Early Indigenous Literatures

What Does Water Do For Indigenous Peoples of the Great Lakes Region?

The geographic focus of this exhibit is the Great Lakes region and the Mississippi River, with an attention to Indigenous peoples who call these spaces their homes. For the Potawatomi, Sauk, and Ojibwe peoples, this space is inherently infused not just with the land but with the water. While water and waterways are significant actors (in the sense that water is an agentic force that requires relational care) for all three tribal nations, the specifics of water is not the same across each: For Heid E. Erdrich (Turtle Mountain Ojibwe), invoking the river grounds the temporal simultaneity that guides her poemeo; for Simon Pokagon (Potawatomi) water is a method of place-making and water terminology shapes his articulation of dispossession; for Black Hawk (Sauk) water is a location itself and a place-making entity.

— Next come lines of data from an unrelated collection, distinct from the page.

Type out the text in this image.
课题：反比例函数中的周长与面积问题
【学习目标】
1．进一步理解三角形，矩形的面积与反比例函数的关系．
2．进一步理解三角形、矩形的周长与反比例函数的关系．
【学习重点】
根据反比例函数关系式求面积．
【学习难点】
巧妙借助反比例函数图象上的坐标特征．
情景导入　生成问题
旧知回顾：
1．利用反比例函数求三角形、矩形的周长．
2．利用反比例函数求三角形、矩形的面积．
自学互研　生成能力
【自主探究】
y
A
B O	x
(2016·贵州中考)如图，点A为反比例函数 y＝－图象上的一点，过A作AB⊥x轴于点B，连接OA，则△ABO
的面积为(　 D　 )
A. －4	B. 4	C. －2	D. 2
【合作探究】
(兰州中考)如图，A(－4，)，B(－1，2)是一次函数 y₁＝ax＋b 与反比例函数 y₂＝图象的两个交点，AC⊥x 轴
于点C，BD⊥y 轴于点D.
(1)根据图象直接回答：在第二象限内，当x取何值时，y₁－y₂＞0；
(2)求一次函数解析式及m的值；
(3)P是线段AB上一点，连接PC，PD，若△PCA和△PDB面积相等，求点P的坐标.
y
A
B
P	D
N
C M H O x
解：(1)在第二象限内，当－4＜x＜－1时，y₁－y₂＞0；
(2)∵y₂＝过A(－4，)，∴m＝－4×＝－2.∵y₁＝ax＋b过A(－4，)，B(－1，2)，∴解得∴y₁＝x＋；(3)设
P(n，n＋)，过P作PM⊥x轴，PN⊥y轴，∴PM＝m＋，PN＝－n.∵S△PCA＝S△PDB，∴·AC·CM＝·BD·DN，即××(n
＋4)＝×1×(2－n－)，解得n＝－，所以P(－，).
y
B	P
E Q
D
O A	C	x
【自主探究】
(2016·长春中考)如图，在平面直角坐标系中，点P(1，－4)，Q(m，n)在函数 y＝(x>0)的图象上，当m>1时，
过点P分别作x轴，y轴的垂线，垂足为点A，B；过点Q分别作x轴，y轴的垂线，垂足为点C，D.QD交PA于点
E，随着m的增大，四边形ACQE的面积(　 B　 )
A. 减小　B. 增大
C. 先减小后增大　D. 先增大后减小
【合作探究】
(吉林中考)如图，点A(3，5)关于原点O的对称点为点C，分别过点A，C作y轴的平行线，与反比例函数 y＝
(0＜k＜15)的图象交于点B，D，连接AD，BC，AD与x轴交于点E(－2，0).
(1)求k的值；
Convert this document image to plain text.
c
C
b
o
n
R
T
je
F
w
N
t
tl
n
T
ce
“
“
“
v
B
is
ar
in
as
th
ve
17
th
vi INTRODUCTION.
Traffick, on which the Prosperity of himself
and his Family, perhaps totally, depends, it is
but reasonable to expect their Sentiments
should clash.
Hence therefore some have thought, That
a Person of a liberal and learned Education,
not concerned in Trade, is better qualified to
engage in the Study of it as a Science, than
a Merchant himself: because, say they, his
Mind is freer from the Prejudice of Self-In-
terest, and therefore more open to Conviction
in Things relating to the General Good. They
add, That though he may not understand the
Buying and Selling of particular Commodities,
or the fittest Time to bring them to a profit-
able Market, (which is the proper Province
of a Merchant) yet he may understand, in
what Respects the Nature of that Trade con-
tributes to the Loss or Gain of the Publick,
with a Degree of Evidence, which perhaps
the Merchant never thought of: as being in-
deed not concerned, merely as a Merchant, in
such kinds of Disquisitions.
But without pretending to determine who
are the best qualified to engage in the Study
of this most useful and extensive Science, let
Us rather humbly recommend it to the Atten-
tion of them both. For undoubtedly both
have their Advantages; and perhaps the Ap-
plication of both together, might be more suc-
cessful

To think through the different aspects water allows for, I invoke Christopher Pexa’s term “critical relationality” which he explains as doing three things: “(1) as temporality for linking to the past and moving toward the future, (2) as a mode of place making, and (3) as expressing an ontological relationship to ancestral lands and their human and other-than-human occupants” (22). In this exhibit, Potawatomi, Sauk, and Ojibwe authors invoke the river as an entity, in watery terminology, and as locations themselves in complementary and practical manifestations of “critical relationality.”

As an exhibit that exists on a digital platform, this project also focuses on the possibilities that technologies through time allow for. Beginning with a birch-bark text from Simon Pokagon in 1893 and spanning into the present moment with the announcement of Tuvalu’s migration to the metaverse, this exhibit examines the role of technology in making “critical relationality” enlivened for Indigenous authors and communities.